Une tentative retoquée en 2012
Ce projet peut paraître étonnant dans la mesure où le Gouvernement précédent avait souhaité faire la même chose mais s'était heurté à plusieurs reprises à la justice administrative. Par une décision de décembre 2011, le Conseil d'Etat avait contraint le ministère de l'Ecologie à fixer une date de clôture de la chasse (3) aux oies antérieure au 31 janvier, la directive de 2009 relative à la conservation des oiseaux sauvages fixant un objectif de protection complète des espèces durant la phase de retour vers leur lieu de nidification.

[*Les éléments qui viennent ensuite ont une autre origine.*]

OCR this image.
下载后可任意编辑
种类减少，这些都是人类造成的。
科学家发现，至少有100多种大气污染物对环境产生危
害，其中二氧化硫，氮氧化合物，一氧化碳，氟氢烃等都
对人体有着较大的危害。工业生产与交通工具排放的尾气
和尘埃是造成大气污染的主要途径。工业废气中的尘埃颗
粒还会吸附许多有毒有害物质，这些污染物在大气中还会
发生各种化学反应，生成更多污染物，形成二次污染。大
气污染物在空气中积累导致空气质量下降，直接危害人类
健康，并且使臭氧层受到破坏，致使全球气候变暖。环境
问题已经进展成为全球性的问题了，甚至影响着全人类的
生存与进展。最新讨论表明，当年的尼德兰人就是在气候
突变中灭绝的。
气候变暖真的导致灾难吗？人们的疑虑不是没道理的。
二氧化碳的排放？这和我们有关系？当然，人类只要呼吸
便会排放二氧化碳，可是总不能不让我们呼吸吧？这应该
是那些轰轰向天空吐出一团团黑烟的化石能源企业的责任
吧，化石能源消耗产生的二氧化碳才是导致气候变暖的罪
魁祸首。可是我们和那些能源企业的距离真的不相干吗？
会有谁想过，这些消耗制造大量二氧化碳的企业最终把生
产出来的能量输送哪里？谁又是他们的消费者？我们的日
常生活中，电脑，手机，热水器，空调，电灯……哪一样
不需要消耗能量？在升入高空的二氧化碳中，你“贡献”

Pour contourner cette interdiction, la ministre de l'Ecologie de l'époque avait pris un arrêté le 3 février 2012 autorisant un prélèvement d'oies à titre dérogatoire à des fins scientifiques. Ce qui n'avait pas plus convaincu le Conseil d'Etat qui avait annulé l'arrêté, relevant que les prélèvements autorisés ne s'inscrivaient dans aucun programme de recherche qui aurait permis une dérogation à l'application de la directive européenne.

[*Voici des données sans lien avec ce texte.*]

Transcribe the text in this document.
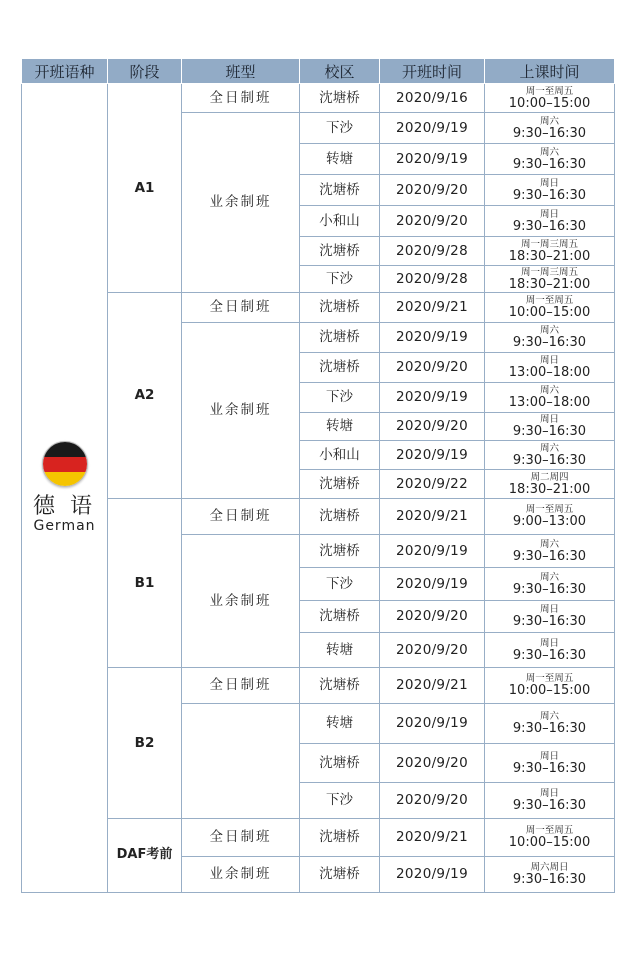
开班语种	阶段	班型	校区	开班时间	上课时间

德 语
German	A1	全日制班	沈塘桥	2020/9/16	周一至周五
10:00–15:00

		业余制班	下沙	2020/9/19	周六
9:30–16:30

			转塘	2020/9/19	周六
9:30–16:30

			沈塘桥	2020/9/20	周日
9:30–16:30

			小和山	2020/9/20	周日
9:30–16:30

			沈塘桥	2020/9/28	周一周三周五
18:30–21:00

			下沙	2020/9/28	周一周三周五
18:30–21:00

	A2	全日制班	沈塘桥	2020/9/21	周一至周五
10:00–15:00

		业余制班	沈塘桥	2020/9/19	周六
9:30–16:30

			沈塘桥	2020/9/20	周日
13:00–18:00

			下沙	2020/9/19	周六
13:00–18:00

			转塘	2020/9/20	周日
9:30–16:30

			小和山	2020/9/19	周六
9:30–16:30

			沈塘桥	2020/9/22	周二周四
18:30–21:00

	B1	全日制班	沈塘桥	2020/9/21	周一至周五
9:00–13:00

		业余制班	沈塘桥	2020/9/19	周六
9:30–16:30

			下沙	2020/9/19	周六
9:30–16:30

			沈塘桥	2020/9/20	周日
9:30–16:30

			转塘	2020/9/20	周日
9:30–16:30

	B2	全日制班	沈塘桥	2020/9/21	周一至周五
10:00–15:00

			转塘	2020/9/19	周六
9:30–16:30

			沈塘桥	2020/9/20	周日
9:30–16:30

			下沙	2020/9/20	周日
9:30–16:30

	DAF考前	全日制班	沈塘桥	2020/9/21	周一至周五
10:00–15:00

		业余制班	沈塘桥	2020/9/19	周六周日
9:30–16:30
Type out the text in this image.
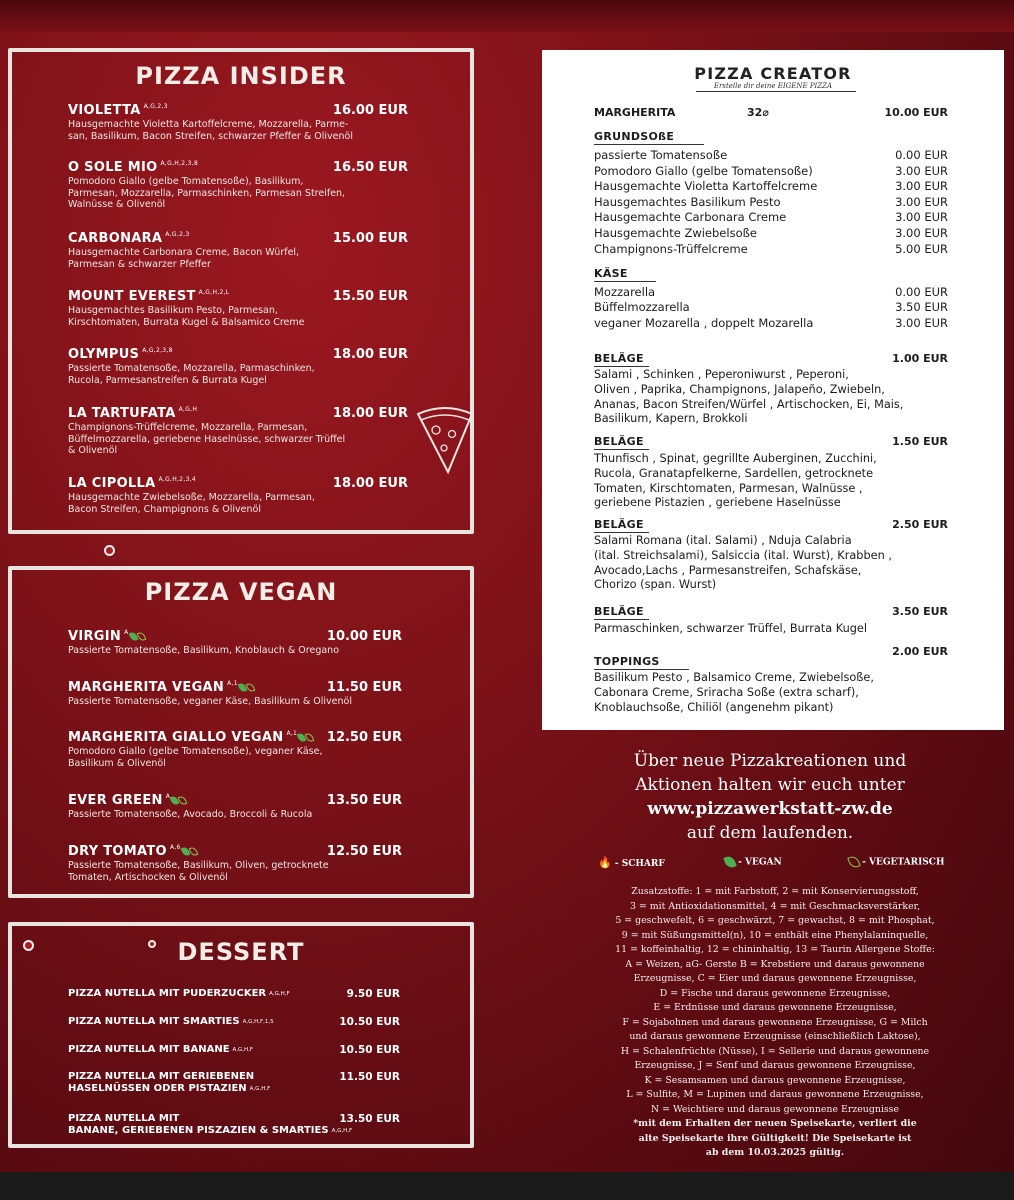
PIZZA INSIDER
PIZZA VEGAN
DESSERT
PIZZA CREATOR
Erstelle dir deine EIGENE PIZZA
MARGHERITA	32⌀	10.00 EUR
GRUNDSOßE
KÄSE
BELÄGE	1.00 EUR
Salami , Schinken , Peperoniwurst , Peperoni,
Oliven , Paprika, Champignons, Jalapeño, Zwiebeln,
Ananas, Bacon Streifen/Würfel , Artischocken, Ei, Mais,
Basilikum, Kapern, Brokkoli
BELÄGE	1.50 EUR
Thunfisch , Spinat, gegrillte Auberginen, Zucchini,
Rucola, Granatapfelkerne, Sardellen, getrocknete
Tomaten, Kirschtomaten, Parmesan, Walnüsse ,
geriebene Pistazien , geriebene Haselnüsse
BELÄGE	2.50 EUR
Salami Romana (ital. Salami) , Nduja Calabria
(ital. Streichsalami), Salsiccia (ital. Wurst), Krabben ,
Avocado,Lachs , Parmesanstreifen, Schafskäse,
Chorizo (span. Wurst)
BELÄGE	3.50 EUR
Parmaschinken, schwarzer Trüffel, Burrata Kugel
2.00 EUR
TOPPINGS
Basilikum Pesto , Balsamico Creme, Zwiebelsoße,
Cabonara Creme, Sriracha Soße (extra scharf),
Knoblauchsoße, Chiliöl (angenehm pikant)
passierte Tomatensoße	0.00 EUR
Pomodoro Giallo (gelbe Tomatensoße)	3.00 EUR
Hausgemachte Violetta Kartoffelcreme	3.00 EUR
Hausgemachtes Basilikum Pesto	3.00 EUR
Hausgemachte Carbonara Creme	3.00 EUR
Hausgemachte Zwiebelsoße	3.00 EUR
Champignons-Trüffelcreme	5.00 EUR
Mozzarella	0.00 EUR
Büffelmozzarella	3.50 EUR
veganer Mozarella , doppelt Mozarella	3.00 EUR
Über neue Pizzakreationen und
Aktionen halten wir euch unter
www.pizzawerkstatt-zw.de
auf dem laufenden.
🔥 - SCHARF	- VEGAN	- VEGETARISCH
Zusatzstoffe: 1 = mit Farbstoff, 2 = mit Konservierungsstoff,
3 = mit Antioxidationsmittel, 4 = mit Geschmacksverstärker,
5 = geschwefelt, 6 = geschwärzt, 7 = gewachst, 8 = mit Phosphat,
9 = mit Süßungsmittel(n), 10 = enthält eine Phenylalaninquelle,
11 = koffeinhaltig, 12 = chininhaltig, 13 = Taurin Allergene Stoffe:
A = Weizen, aG- Gerste B = Krebstiere und daraus gewonnene
Erzeugnisse, C = Eier und daraus gewonnene Erzeugnisse,
D = Fische und daraus gewonnene Erzeugnisse,
E = Erdnüsse und daraus gewonnene Erzeugnisse,
F = Sojabohnen und daraus gewonnene Erzeugnisse, G = Milch
und daraus gewonnene Erzeugnisse (einschließlich Laktose),
H = Schalenfrüchte (Nüsse), I = Sellerie und daraus gewonnene
Erzeugnisse, J = Senf und daraus gewonnene Erzeugnisse,
K = Sesamsamen und daraus gewonnene Erzeugnisse,
L = Sulfite, M = Lupinen und daraus gewonnene Erzeugnisse,
N = Weichtiere und daraus gewonnene Erzeugnisse
*mit dem Erhalten der neuen Speisekarte, verliert die
alte Speisekarte ihre Gültigkeit! Die Speisekarte ist
ab dem 10.03.2025 gültig.
VIOLETTA $^{A,G,2,3}$	16.00 EUR
Hausgemachte Violetta Kartoffelcreme, Mozzarella, Parme-
san, Basilikum, Bacon Streifen, schwarzer Pfeffer & Olivenöl
O SOLE MIO $^{A,G,H,2,3,8}$	16.50 EUR
Pomodoro Giallo (gelbe Tomatensoße), Basilikum,
Parmesan, Mozzarella, Parmaschinken, Parmesan Streifen,
Walnüsse & Olivenöl
CARBONARA $^{A,G,2,3}$	15.00 EUR
Hausgemachte Carbonara Creme, Bacon Würfel,
Parmesan & schwarzer Pfeffer
MOUNT EVEREST $^{A,G,H,2,L}$	15.50 EUR
Hausgemachtes Basilikum Pesto, Parmesan,
Kirschtomaten, Burrata Kugel & Balsamico Creme
OLYMPUS $^{A,G,2,3,8}$	18.00 EUR
Passierte Tomatensoße, Mozzarella, Parmaschinken,
Rucola, Parmesanstreifen & Burrata Kugel
LA TARTUFATA $^{A,G,H}$	18.00 EUR
Champignons-Trüffelcreme, Mozzarella, Parmesan,
Büffelmozzarella, geriebene Haselnüsse, schwarzer Trüffel
& Olivenöl
LA CIPOLLA $^{A,G,H,2,3,4}$	18.00 EUR
Hausgemachte Zwiebelsoße, Mozzarella, Parmesan,
Bacon Streifen, Champignons & Olivenöl
VIRGIN $^A$	10.00 EUR
Passierte Tomatensoße, Basilikum, Knoblauch & Oregano
MARGHERITA VEGAN $^{A,1}$	11.50 EUR
Passierte Tomatensoße, veganer Käse, Basilikum & Olivenöl
MARGHERITA GIALLO VEGAN $^{A,1}$	12.50 EUR
Pomodoro Giallo (gelbe Tomatensoße), veganer Käse,
Basilikum & Olivenöl
EVER GREEN $^A$	13.50 EUR
Passierte Tomatensoße, Avocado, Broccoli & Rucola
DRY TOMATO $^{A,6}$	12.50 EUR
Passierte Tomatensoße, Basilikum, Oliven, getrocknete
Tomaten, Artischocken & Olivenöl
PIZZA NUTELLA MIT PUDERZUCKER $^{A,G,H,F}$	9.50 EUR
PIZZA NUTELLA MIT SMARTIES $^{A,G,H,F,1,5}$	10.50 EUR
PIZZA NUTELLA MIT BANANE $^{A,G,H,F}$	10.50 EUR
PIZZA NUTELLA MIT GERIEBENEN
HASELNÜSSEN ODER PISTAZIEN $^{A,G,H,F}$
11.50 EUR
PIZZA NUTELLA MIT
BANANE, GERIEBENEN PISZAZIEN & SMARTIES $^{A,G,H,F}$
13.50 EUR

Population d'oies cendrées en forte expansion aux Pays-Bas
Les choses auraient-elles changé depuis 2012 ? Oui, répond le Gouvernement. "La population des oies cendrées est en forte expansion, plus qu'aucune autre espèce d'oiseau chassable, en raison notamment des modifications d'habitats et des pratiques de chasse", explique le ministère de l'Ecologie. Ce dernier prend soin d'indiquer qu'un programme national d'étude, reposant sur un protocole scientifique réalisé par l'ONCFS (4) dont le cahier des charges a été validé par le Geoc (5) , est en cours. "On fait parler une étude qui n'a pas encore été rendue", s'indigne Michel Métais, directeur de la Ligue pour la protection des oiseaux (LPO) et membre du conseil d'administration de l'ONCFS, qui dénonce les pressions du monde de la chasse à l'approche des élections.

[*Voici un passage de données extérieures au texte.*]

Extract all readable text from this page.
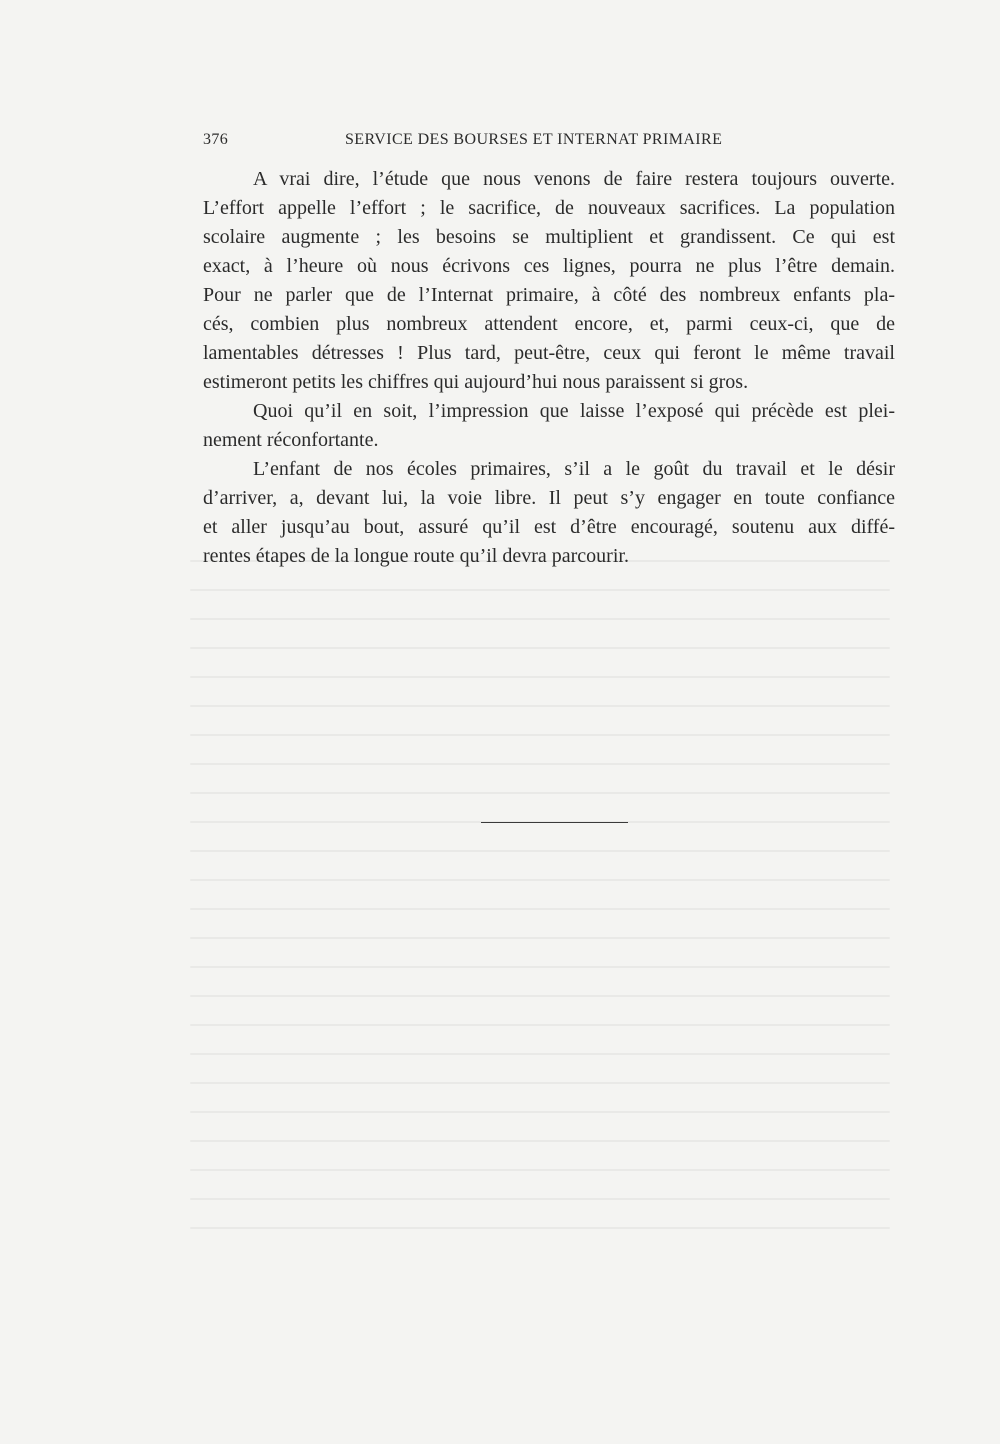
376	SERVICE DES BOURSES ET INTERNAT PRIMAIRE
A vrai dire, l’étude que nous venons de faire restera toujours ouverte.
L’effort appelle l’effort ; le sacrifice, de nouveaux sacrifices. La population
scolaire augmente ; les besoins se multiplient et grandissent. Ce qui est
exact, à l’heure où nous écrivons ces lignes, pourra ne plus l’être demain.
Pour ne parler que de l’Internat primaire, à côté des nombreux enfants pla-
cés, combien plus nombreux attendent encore, et, parmi ceux-ci, que de
lamentables détresses ! Plus tard, peut-être, ceux qui feront le même travail
estimeront petits les chiffres qui aujourd’hui nous paraissent si gros.
Quoi qu’il en soit, l’impression que laisse l’exposé qui précède est plei-
nement réconfortante.
L’enfant de nos écoles primaires, s’il a le goût du travail et le désir
d’arriver, a, devant lui, la voie libre. Il peut s’y engager en toute confiance
et aller jusqu’au bout, assuré qu’il est d’être encouragé, soutenu aux diffé-
rentes étapes de la longue route qu’il devra parcourir.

Le ministère de l'Ecologie met en avant "des changements majeurs au sein de l'aire de répartition de la population des oies cendrées" et le fait que les mouvements d'oies observés en France à compter de la dernière décade de janvier ne soient pas des débuts de migrations mais "des mouvements liés à l'erratisme hivernal". Il relève des conséquences en matière de dégâts agricoles de plus en plus importantes, qui conduisent les Pays-Bas à détruire plus de 120.000 oies cendrées, notamment par gazage, chaque année. "Les dégâts atteignaient 9 millions d'euros en 2011 dont 5,5 millions imputables aux seules oies cendrées", précisent les services du ministère de l'Ecologie.
Ces derniers estiment, au vu des premiers résultats de l'étude de l'ONCFS, que la population d'oies qui cause ces dégâts aux Pays-Bas est la même que celle qui transite par la France. "Les prélèvements qui seront effectués durant cette période en France pourront donc contribuer à la régulation globale de l'espèce et à la prévention des dégâts", en concluent-ils.
Deux populations d'oies selon la LPO
"L'argumentaire ne tient pas", rétorque Michel Métais pour la LPO, qui explique qu'il y a deux populations d'oies. L'une migratrice, qui transite par la France et dont 95% des effectifs rejoignent la Scandinavie, et l'autre sédentaire qui vit et se reproduit aux Pays-Bas. D'autre part, l'arrêté concerne trois espèces d'oies alors que seule l'oie cendrée est mise en cause dans les dégâts agricoles constatés en Hollande, ajoute-t-il.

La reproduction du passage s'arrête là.